D (Even a perfect match does not guarantee that a transplanted organ will not be rejected. Immunosuppressive drugs are used in all organ transplants to decrease incidence of organ rejection. To provide the client with the information needed to provide informed consent, the treatment plan is reviewed and discussed prior to transplant.)

The nurse notes that the client's urine is blood-tinged following cystoscopy. Which of the following nursing actions should the nurse do next? a) Instruct the client to increase fluid intake. b) Inspect the client's urinary meatus. c) Notify the physician of the finding. d) Document the finding in the health record.

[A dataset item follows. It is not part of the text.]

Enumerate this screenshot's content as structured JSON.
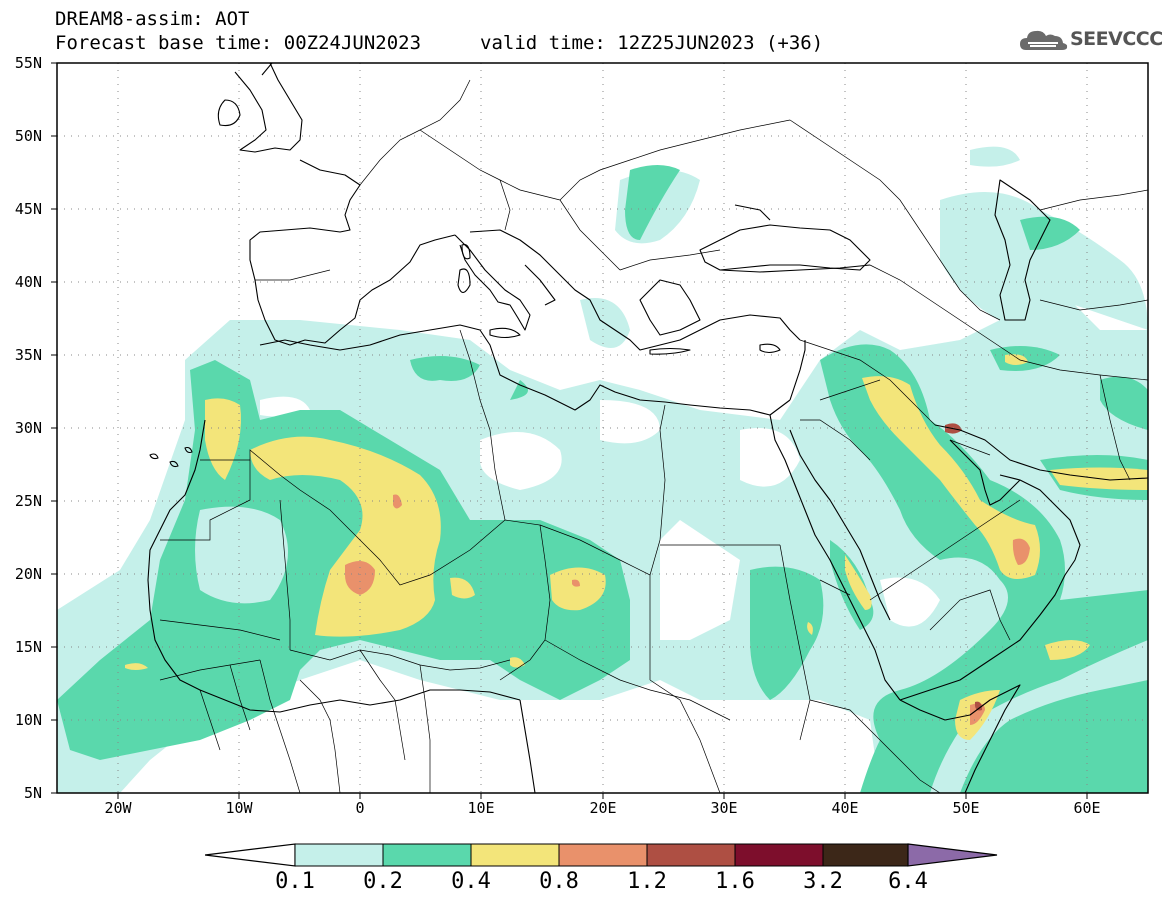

D (The physician does not need to be contacted as blood-tinged urine is an expected finding following cystoscopy due to trauma of the procedure. The nurse should document the finding and continue to monitor the client. The client should be encouraged to increase fluid intake to help flush the urinary tract of microorganisms. The urinary meatus does not need to be inspected.)